Le monastère s'élève sur le territoire de la communauté urbaine de Toumanian (la ville même est située à environ 2 km au sud[4]), à proximité de la localité de Kober, dans le marz de Lorri, en Arménie septentrionale[5]. La localité est dotée d'une petite gare[3], mais le monastère est toutefois difficile d'accès : dix minutes d'escalade sont nécessaires pour le rejoindre[6].
Historiquement, Kobayr est situé dans le canton de Tashir de la province de Gougark[2], une des quinze provinces de l'Arménie historique selon le géographe du VIIe siècle Anania de Shirak[7].
Histoire

Le site relève depuis la fin du XIe - début du XIIe siècle du patrimoine des rois de Lorri, des Bagratides d'une branche cadette, également connus comme les Kiourikides, mais sa construction ne semble débuter qu'en 1171, quand deux filles (dont une prénommée Mariam[6]) de Kiourikê III font ériger la chapelle Mariamashen et peut-être le Katoghike[2]. Ce monastère est ainsi la seule fondation royale[8] à pouvoir être clairement attribuée à cette dynastie[6].

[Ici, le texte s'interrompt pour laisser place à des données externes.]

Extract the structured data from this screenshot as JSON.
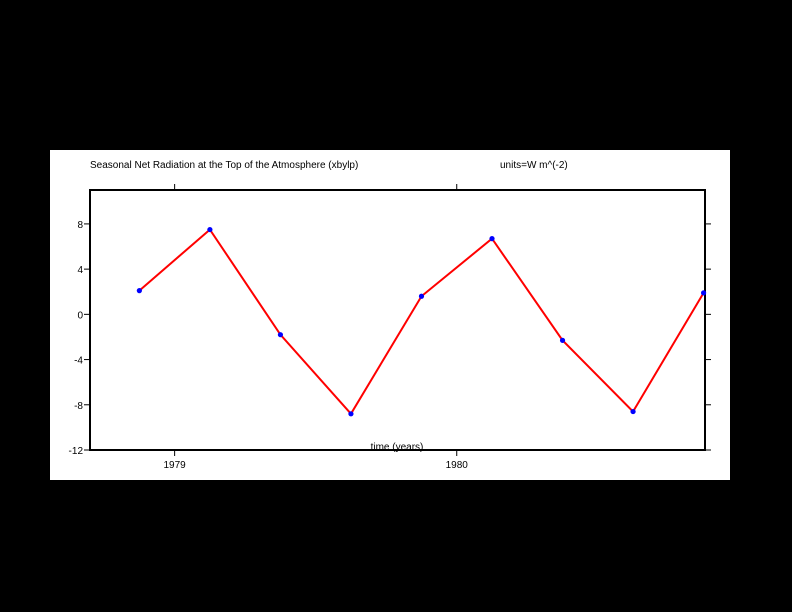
{
  "chart_data": {
    "type": "line",
    "title": "Seasonal Net Radiation at the Top of the Atmosphere (xbylp)",
    "units_label": "units=W m^(-2)",
    "xlabel": "time (years)",
    "ylabel": "",
    "x_ticks": [
      {
        "label": "1979",
        "value": 1979.0
      },
      {
        "label": "1980",
        "value": 1980.0
      }
    ],
    "xlim": [
      1978.7,
      1980.88
    ],
    "ylim": [
      -12,
      11
    ],
    "y_ticks": [
      -12,
      -8,
      -4,
      0,
      4,
      8
    ],
    "grid": false,
    "series": [
      {
        "x": [
          1978.875,
          1979.125,
          1979.375,
          1979.625,
          1979.875,
          1980.125,
          1980.375,
          1980.625,
          1980.875
        ],
        "values": [
          2.1,
          7.5,
          -1.8,
          -8.8,
          1.6,
          6.7,
          -2.3,
          -8.6,
          1.9
        ],
        "line_color": "#ff0000",
        "marker_color": "#0000ff"
      }
    ]
  }
}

Lorsque la région est libérée des Seldjoukides par les princes Zakarian, en 1195 et 1202, le site entre dans leurs possessions[4]. Passant à la branche de Chahenchah Zakarian (qui y est enterré en 1261), le monastère devient alors chalcédonien, s'étend et se rénove[2], et s'ouvre à l'influence géorgienne, tant au niveau des inscriptions, désormais en géorgien, que dans la composition des fresques[4].
Probablement abandonné à la période mongole, Kobayr est réoccupé aux XVIIe et XVIIIe siècles et retourne à l'Église apostolique arménienne, avant d'être à nouveau délaissé[2].

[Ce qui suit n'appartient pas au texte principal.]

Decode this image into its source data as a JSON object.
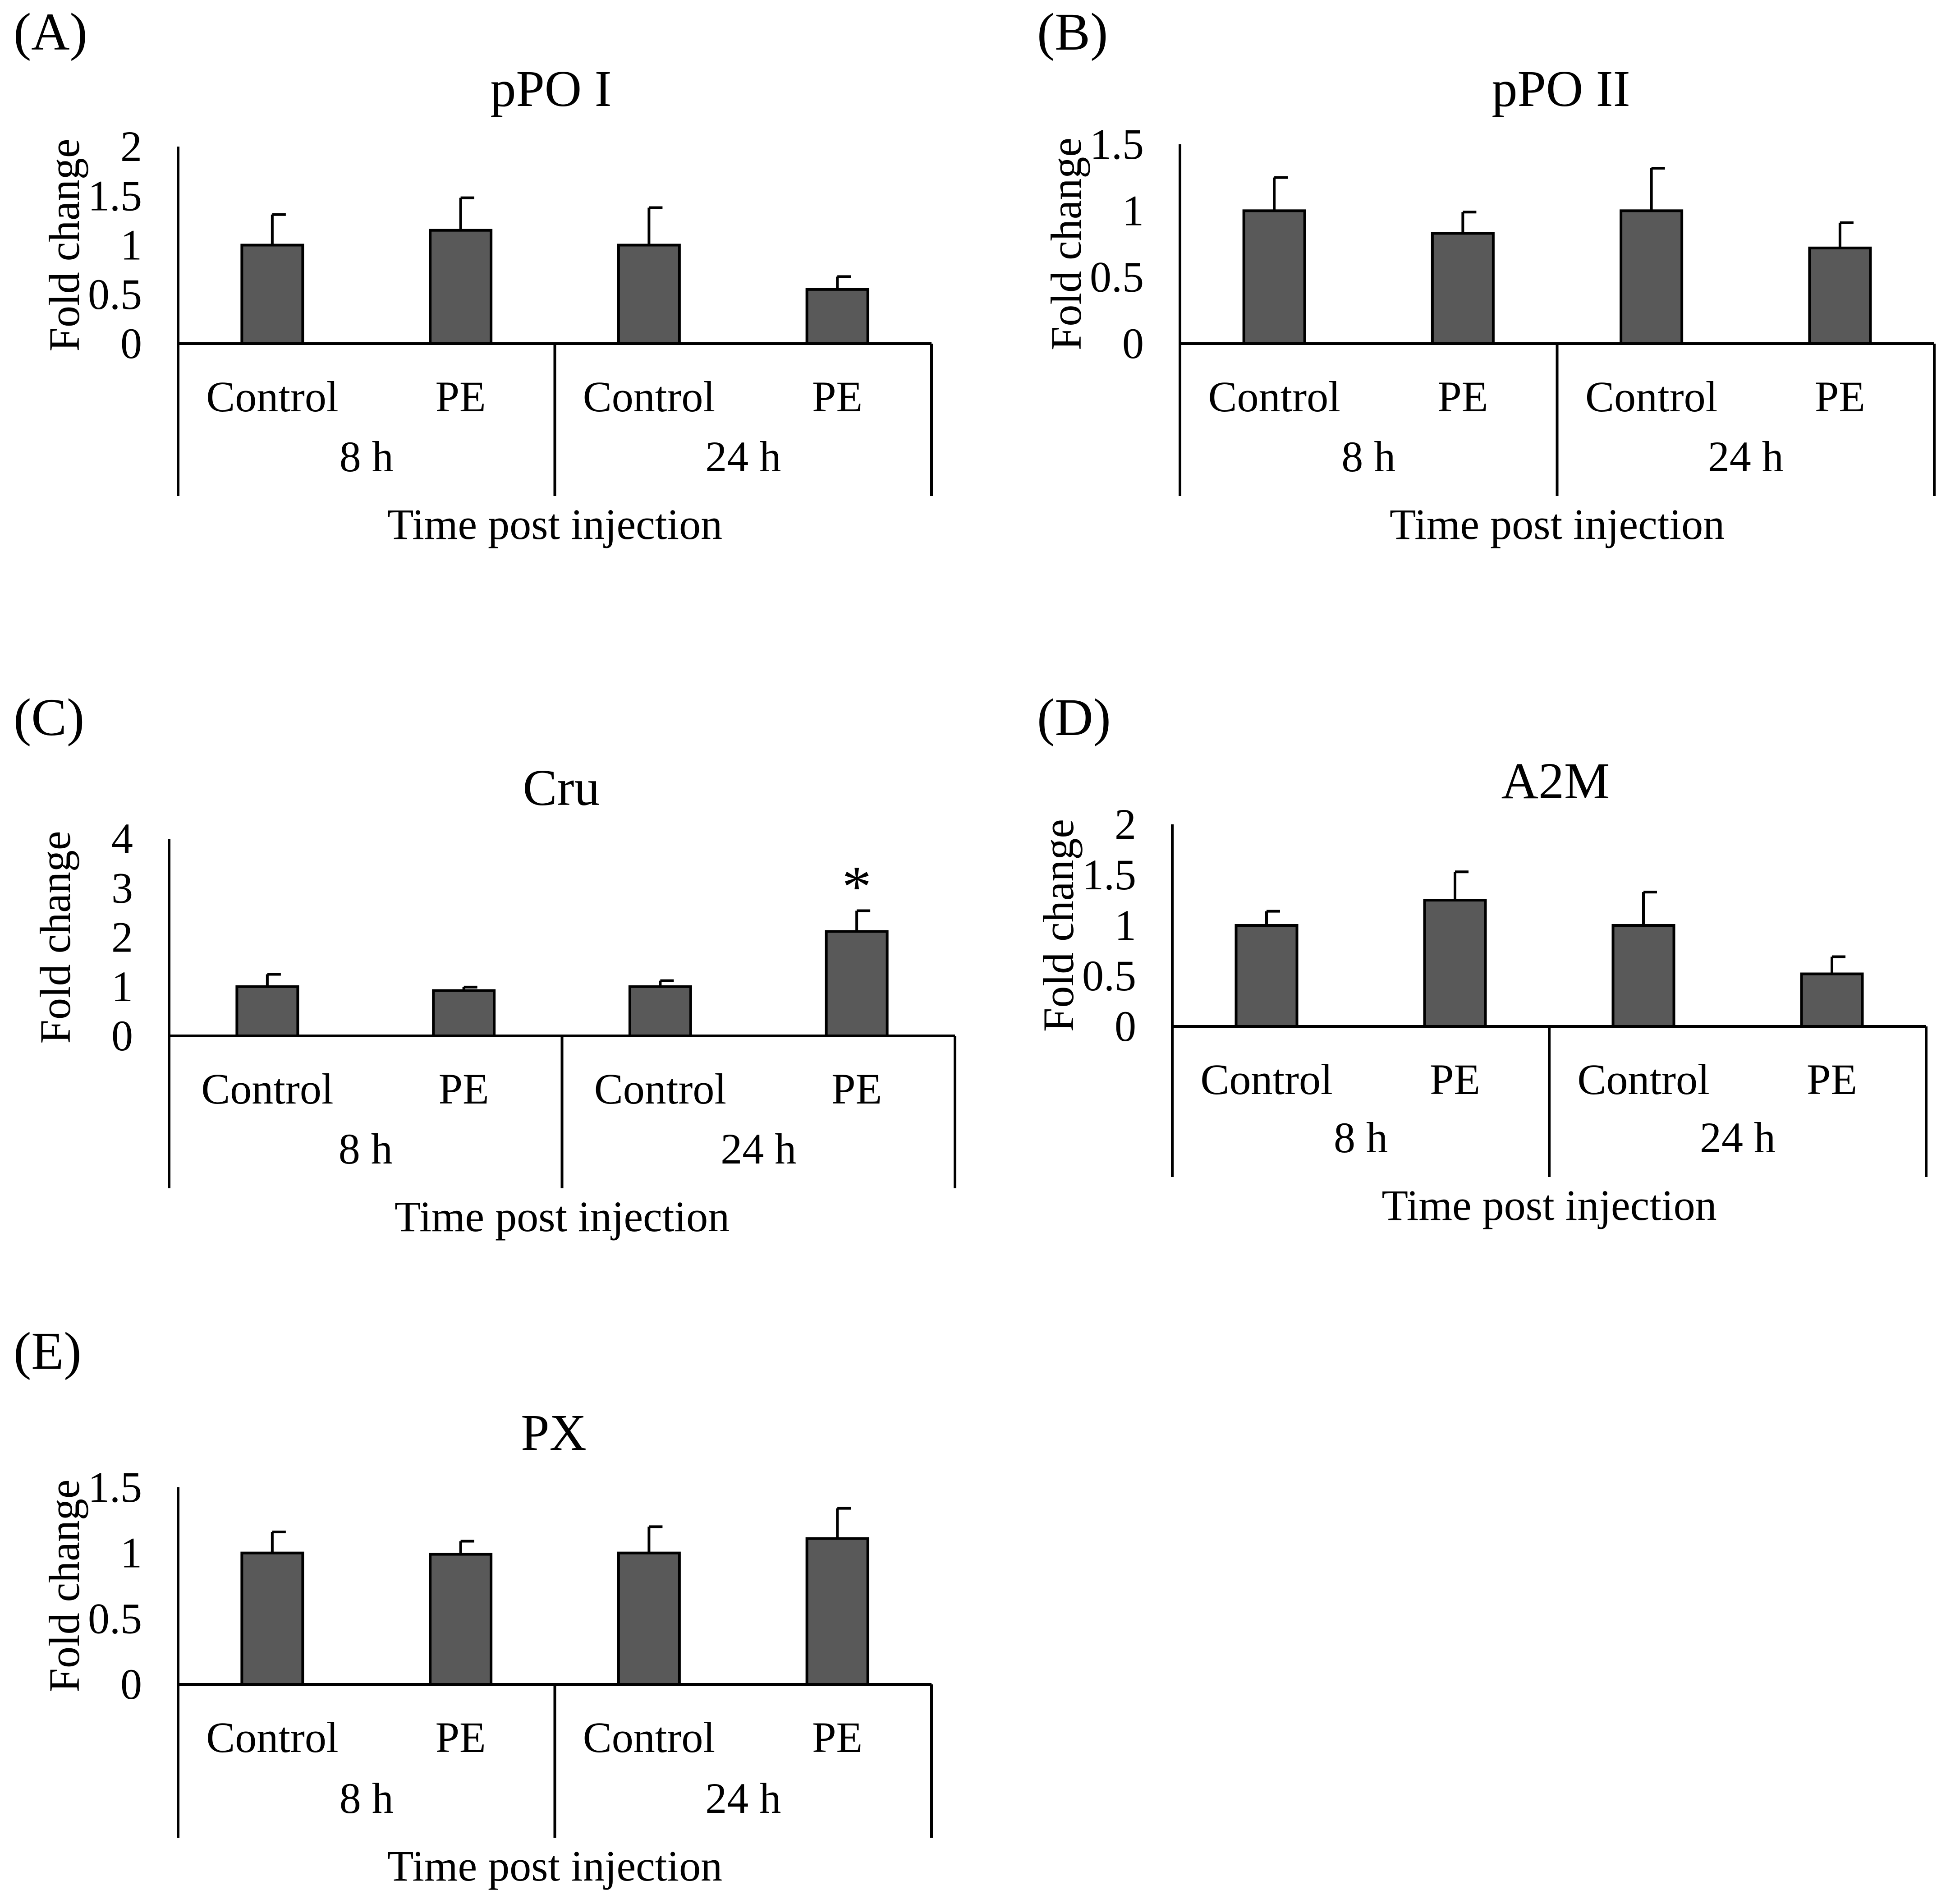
{
  "figure": {
    "chart_data": [
      {
        "panel": "(A)",
        "type": "bar",
        "title": "pPO I",
        "ylabel": "Fold change",
        "xlabel": "Time post injection",
        "ylim": [
          0,
          2
        ],
        "yticks": [
          "0",
          "0.5",
          "1",
          "1.5",
          "2"
        ],
        "ytick_values": [
          0,
          0.5,
          1,
          1.5,
          2
        ],
        "categories": [
          "Control",
          "PE",
          "Control",
          "PE"
        ],
        "groups": [
          "8 h",
          "24 h"
        ],
        "values": [
          1.0,
          1.15,
          1.0,
          0.55
        ],
        "errors": [
          0.31,
          0.33,
          0.38,
          0.13
        ],
        "significance": [
          "",
          "",
          "",
          ""
        ]
      },
      {
        "panel": "(B)",
        "type": "bar",
        "title": "pPO II",
        "ylabel": "Fold change",
        "xlabel": "Time post injection",
        "ylim": [
          0,
          1.5
        ],
        "yticks": [
          "0",
          "0.5",
          "1",
          "1.5"
        ],
        "ytick_values": [
          0,
          0.5,
          1,
          1.5
        ],
        "categories": [
          "Control",
          "PE",
          "Control",
          "PE"
        ],
        "groups": [
          "8 h",
          "24 h"
        ],
        "values": [
          1.0,
          0.83,
          1.0,
          0.72
        ],
        "errors": [
          0.25,
          0.16,
          0.32,
          0.19
        ],
        "significance": [
          "",
          "",
          "",
          ""
        ]
      },
      {
        "panel": "(C)",
        "type": "bar",
        "title": "Cru",
        "ylabel": "Fold change",
        "xlabel": "Time post injection",
        "ylim": [
          0,
          4
        ],
        "yticks": [
          "0",
          "1",
          "2",
          "3",
          "4"
        ],
        "ytick_values": [
          0,
          1,
          2,
          3,
          4
        ],
        "categories": [
          "Control",
          "PE",
          "Control",
          "PE"
        ],
        "groups": [
          "8 h",
          "24 h"
        ],
        "values": [
          1.0,
          0.92,
          1.0,
          2.12
        ],
        "errors": [
          0.25,
          0.07,
          0.12,
          0.42
        ],
        "significance": [
          "",
          "",
          "",
          "*"
        ]
      },
      {
        "panel": "(D)",
        "type": "bar",
        "title": "A2M",
        "ylabel": "Fold change",
        "xlabel": "Time post injection",
        "ylim": [
          0,
          2
        ],
        "yticks": [
          "0",
          "0.5",
          "1",
          "1.5",
          "2"
        ],
        "ytick_values": [
          0,
          0.5,
          1,
          1.5,
          2
        ],
        "categories": [
          "Control",
          "PE",
          "Control",
          "PE"
        ],
        "groups": [
          "8 h",
          "24 h"
        ],
        "values": [
          1.0,
          1.25,
          1.0,
          0.52
        ],
        "errors": [
          0.14,
          0.28,
          0.33,
          0.17
        ],
        "significance": [
          "",
          "",
          "",
          ""
        ]
      },
      {
        "panel": "(E)",
        "type": "bar",
        "title": "PX",
        "ylabel": "Fold change",
        "xlabel": "Time post injection",
        "ylim": [
          0,
          1.5
        ],
        "yticks": [
          "0",
          "0.5",
          "1",
          "1.5"
        ],
        "ytick_values": [
          0,
          0.5,
          1,
          1.5
        ],
        "categories": [
          "Control",
          "PE",
          "Control",
          "PE"
        ],
        "groups": [
          "8 h",
          "24 h"
        ],
        "values": [
          1.0,
          0.99,
          1.0,
          1.11
        ],
        "errors": [
          0.16,
          0.1,
          0.2,
          0.23
        ],
        "significance": [
          "",
          "",
          "",
          ""
        ]
      }
    ],
    "colors": {
      "bar_fill": "#595959",
      "line": "#000000"
    }
  }
}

Fort endommagé, il connaît une restauration de ses fresques en 1971[4]. Une deuxième phase de restauration plus importante débute en 2006 et est cofinancée par l'Arménie et l'Italie (via le Centre d'étude et de documentation de la culture arménienne pour cette dernière) ; cette phase est toujours en cours en 2009[9],[10].